Levels of active mitochondrial Sod1 are lower in strains expressing the C27S and C64S cysteine mutants of Ccs1. (A) Sod1 protein and activity levels in Δccs1 cells expressing different Ccs1 variants under the control of the endogenous promoter (pRS). Cells were grown to mid-log phase in S(Lac)-Trp medium. Subsequently, cells were either lysed in native lysis buffer and analyzed by Sod activity gels (top) or lysed in SDS lysis buffer and analyzed by SDS–PAGE and Western blotting against the indicated proteins (middle and bottom). (B) Sod1 protein and activity levels in mitochondria isolated from Δccs1 cells expressing different Ccs1 variants under the control of the endogenous promoter from a cen plasmid (pRS). Cells were grown to mid-log phase in S(Lac)-Trp medium and lysed, and mitochondria were isolated.

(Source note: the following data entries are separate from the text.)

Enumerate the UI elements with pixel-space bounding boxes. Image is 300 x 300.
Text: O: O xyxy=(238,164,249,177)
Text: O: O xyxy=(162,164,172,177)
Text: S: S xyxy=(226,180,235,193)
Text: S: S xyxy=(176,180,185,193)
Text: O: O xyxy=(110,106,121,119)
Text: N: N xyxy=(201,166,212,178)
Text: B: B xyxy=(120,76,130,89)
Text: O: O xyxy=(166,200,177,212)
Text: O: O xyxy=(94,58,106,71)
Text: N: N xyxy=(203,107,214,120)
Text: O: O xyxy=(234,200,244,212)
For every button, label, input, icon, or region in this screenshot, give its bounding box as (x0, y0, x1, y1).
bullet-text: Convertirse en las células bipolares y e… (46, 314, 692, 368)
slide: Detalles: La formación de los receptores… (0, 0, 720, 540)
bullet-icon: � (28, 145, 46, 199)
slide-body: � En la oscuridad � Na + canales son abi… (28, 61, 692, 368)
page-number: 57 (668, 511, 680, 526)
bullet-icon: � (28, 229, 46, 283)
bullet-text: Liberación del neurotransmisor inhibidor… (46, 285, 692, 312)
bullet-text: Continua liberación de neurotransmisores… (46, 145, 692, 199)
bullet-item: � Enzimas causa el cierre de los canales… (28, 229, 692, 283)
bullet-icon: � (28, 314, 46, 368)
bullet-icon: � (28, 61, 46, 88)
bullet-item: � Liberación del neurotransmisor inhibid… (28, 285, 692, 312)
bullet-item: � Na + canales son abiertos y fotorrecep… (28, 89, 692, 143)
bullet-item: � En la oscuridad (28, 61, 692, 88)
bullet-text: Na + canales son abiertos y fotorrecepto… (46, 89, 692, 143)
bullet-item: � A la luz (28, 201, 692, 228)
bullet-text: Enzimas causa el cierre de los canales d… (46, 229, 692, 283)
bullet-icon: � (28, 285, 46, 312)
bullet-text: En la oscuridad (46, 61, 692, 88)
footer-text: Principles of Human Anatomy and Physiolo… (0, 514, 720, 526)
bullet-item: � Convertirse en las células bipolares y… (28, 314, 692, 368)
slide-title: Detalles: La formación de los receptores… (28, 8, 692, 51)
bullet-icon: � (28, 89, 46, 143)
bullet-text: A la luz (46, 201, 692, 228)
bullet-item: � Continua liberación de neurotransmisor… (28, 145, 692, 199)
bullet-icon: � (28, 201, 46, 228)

To remove proteins attached to the outside of mitochondria, the mitochondrial fraction was treated with 100 μg/ml PK. Mitochondrial fractions were then analyzed by Sod activity gels or by SDS–PAGE and immunoblotting using antibodies directed against Sod1, Mrpl40 (mitochondrial matrix), and Mia40 (IMS). (C) Sod1 activity and protein level in mitochondria isolated from cells expressing different b₂–Ccs1 cysteine mutants. As in B, except that Ccs1 variants were fused to a b₂-targeting sequence and expressed under the control of the triosephosphate isomerase promoter from a 2μ plasmid (pYX).

FIGURE 6:

MISS/ITS mutants in Ccs1 behave like the C27S and C64S mutants of Ccs1. (A) Scheme of domain I of Ccs1 and location of the amino acids forming the putative MISS/ITS. Locations of amino acids forming the potential MISS/ITS are indicated in the structure of Ccs1 domain I, as well as in the helical-wheel representation of the two helices forming domain I. The black and gray labels of the wheel indicate the hydrophobic and hydrophilic faces of the helices, respectively. (B) Import of MISS/ITS mutants of Ccs1 into isolated mitochondria. The experiment was performed as indicated in Figure 1D. (C) Cellular distribution of the MISS/ITS mutants of Ccs1. The experiment was performed as indicated in Figure 4. (D) Sod activity in cells and mitochondria from CCS1 deletion strains expressing MISS/ITS mutants of Ccs1. The experiment was performed as indicated in Figure 5. (E) Model for the mechanism of Ccs1 distribution between the cytosol and the IMS. See Discussion for details.